The release of a new book, one coming on the heels of the 2020 cheating scandal that shook the United States Military Academy at West Point, is offering new perspectives on another cheating controversy that ensnared cadets at the institution 45 years ago.
“Choosing the Harder Right” tells the story of Cadet Timothy Ringgold, who stood up to senior leadership at his beloved school and aided fellow cadets during the infamous 1976 West Point cheating scandal.
Ringgold was a year away from graduating in 1976, when he and other cadets were selected at random to meet with then-Under Secretary of the Army Norman R. Augustine. Each was questioned about a scandal involving 153 upperclassmen who resigned or were expelled for cheating on an electrical engineering exam. The secretary of the Army went as far as appointing a select commission headed by former astronaut Frank Borman to review the case. By the end of the ordeal, more than 90 of those caught cheating were reinstated and allowed to graduate.
While Ringgold was not directly involved in any violation, he believed the institution’s honor system was “not fairly administered.”
“I thought it was a bunch of nonsense,” Ringgold told Military Times, explaining what he told Augustine during the 1976 meeting. “In my opinion the cadets who were involved did no more or less than we all have done. Cadets are only human, cadets make mistakes. This just did not seem to me to be an an incident worth making a crisis out of.”
As news spread of the 1976 incident, which was considered the largest cheating scandal in service academy history, Ringgold called for outside assistance, going as far as asking Arizona Republican Senator Barry Goldwater for an impartial investigation. In doing so, Ringgold became the de facto spokesperson for the accused cadets.
“West Point clearly lost its way in the 1970s,” he said. “I think the changes that have occurred since have made West Point the very strong institution that it is.”
Ringgold faced expulsion for his stance, but would go on to graduate in 1977 after West Point dropped all charges following the discovery of “new evidence” that implied cheating was far more widespread than West Point leadership suggested.
Today, Ringgold, who would go on to enjoy a distinguished career at the Pentagon, Capitol Hill and the White House, said he hopes the information in this book will be a reminder of what it takes to keep an institution in check.
“Every revered institution like the military academy can have flaws and lose its way,” he said. “If there’s not a constant vigilance to make sure you’re on the right path ... then history will repeat itself and we will have the chaos and confusion and disappointment we had so many years ago.”
Discovering the Untold Story
Author Destiny Jennifer Ringgold, the subject’s daughter, was unaware of her father’s story or role in the scandal until discovering following a recent online search of his name.
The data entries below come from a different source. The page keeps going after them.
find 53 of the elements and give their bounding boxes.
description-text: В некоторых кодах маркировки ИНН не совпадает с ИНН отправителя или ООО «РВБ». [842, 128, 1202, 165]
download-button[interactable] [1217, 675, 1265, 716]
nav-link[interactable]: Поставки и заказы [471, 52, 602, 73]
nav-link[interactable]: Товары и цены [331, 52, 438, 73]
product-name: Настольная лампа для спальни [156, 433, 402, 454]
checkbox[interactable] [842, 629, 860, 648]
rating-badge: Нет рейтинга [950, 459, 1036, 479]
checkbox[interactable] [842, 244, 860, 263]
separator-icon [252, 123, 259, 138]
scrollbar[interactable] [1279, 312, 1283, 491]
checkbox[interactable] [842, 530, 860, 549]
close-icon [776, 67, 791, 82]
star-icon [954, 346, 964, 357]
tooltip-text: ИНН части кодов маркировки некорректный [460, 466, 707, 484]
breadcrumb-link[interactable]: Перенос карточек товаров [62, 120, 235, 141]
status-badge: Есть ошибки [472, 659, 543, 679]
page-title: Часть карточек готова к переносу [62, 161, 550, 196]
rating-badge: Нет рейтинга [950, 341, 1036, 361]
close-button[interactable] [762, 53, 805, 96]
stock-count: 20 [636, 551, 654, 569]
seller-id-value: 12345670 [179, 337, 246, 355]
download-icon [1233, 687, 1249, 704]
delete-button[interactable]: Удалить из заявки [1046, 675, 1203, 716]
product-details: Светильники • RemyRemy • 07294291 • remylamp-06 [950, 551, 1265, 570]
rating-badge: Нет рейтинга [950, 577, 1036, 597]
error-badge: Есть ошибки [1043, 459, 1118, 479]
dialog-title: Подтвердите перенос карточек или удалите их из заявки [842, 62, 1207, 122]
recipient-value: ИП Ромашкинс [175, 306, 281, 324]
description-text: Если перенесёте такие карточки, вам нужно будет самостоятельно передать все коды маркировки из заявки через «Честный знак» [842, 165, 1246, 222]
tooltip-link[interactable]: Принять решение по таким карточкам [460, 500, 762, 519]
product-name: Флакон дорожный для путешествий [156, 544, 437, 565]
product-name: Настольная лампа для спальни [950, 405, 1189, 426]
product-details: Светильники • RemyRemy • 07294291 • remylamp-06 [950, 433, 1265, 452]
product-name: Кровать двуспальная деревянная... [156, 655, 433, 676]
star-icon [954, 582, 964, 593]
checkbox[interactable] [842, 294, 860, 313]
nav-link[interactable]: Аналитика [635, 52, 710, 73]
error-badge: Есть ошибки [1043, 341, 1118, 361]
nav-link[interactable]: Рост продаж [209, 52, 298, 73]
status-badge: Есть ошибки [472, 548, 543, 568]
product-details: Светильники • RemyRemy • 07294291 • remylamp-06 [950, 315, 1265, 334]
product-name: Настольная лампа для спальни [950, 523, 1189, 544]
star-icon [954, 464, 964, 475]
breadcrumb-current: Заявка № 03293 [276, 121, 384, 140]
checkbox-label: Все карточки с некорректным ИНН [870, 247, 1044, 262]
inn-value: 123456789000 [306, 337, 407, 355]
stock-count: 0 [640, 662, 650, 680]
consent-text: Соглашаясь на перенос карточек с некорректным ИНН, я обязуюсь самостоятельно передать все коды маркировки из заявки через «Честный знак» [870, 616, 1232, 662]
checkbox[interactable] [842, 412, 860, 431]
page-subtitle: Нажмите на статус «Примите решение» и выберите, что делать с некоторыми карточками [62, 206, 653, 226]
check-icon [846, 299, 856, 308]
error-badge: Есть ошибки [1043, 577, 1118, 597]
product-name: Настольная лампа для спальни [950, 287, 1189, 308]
“I was in the process of doing a sequel to my first book and I knew [my father] had a complex relationship with West Point,” she told Military Times. “It really took my breath away because I didn’t understand the history behind the story until I sat down with my dad and asked him.”
Despite his daughter’s newfound curiosity, Ringgold initially ignored her queries, telling Military Times that the story is one he would have never written himself.
“I’m very much at peace with what my role was,” he said. “I have no regrets about the stand I took, but that doesn’t mean I want to relive it.”
Eventually, however, Ringgold acquiesced to his daughter’s inquiries.
“I think this is an important part of West Point history,” Destiny Ringgold said. “This was a dark period but I knew there was a lot of good that came out of it.”
The book’s title, meanwhile, comes from an excerpt from the Cadet Prayer.
“Make us to choose the harder right instead of the easier wrong, and never to be content with a half truth when the whole can be won.”
The sentiment also explains why Ringgold stood up to West Point leadership.
“We were all fighting for the same thing,” he said. “We all believed in the honor code and we wanted standards; it was just a difference of how we got there.”
Even though “Choosing the Harder Right” is based on his own story, Ringgold, whose father and older brothers also served, wants readers to know that the story remains bigger than him.
“The real story here is how a lot of people came together and were willing to sacrifice their career to put values [first],” said Ringgold, acknowledging the West Point-graduate attorneys, the chaplain and officers who fought alongside him.
“They all sacrificed their careers in order to force West Point to correct the ills of the time, so that it [could] become the world class institution that it remains today.”
The Associated Press contributed to this report.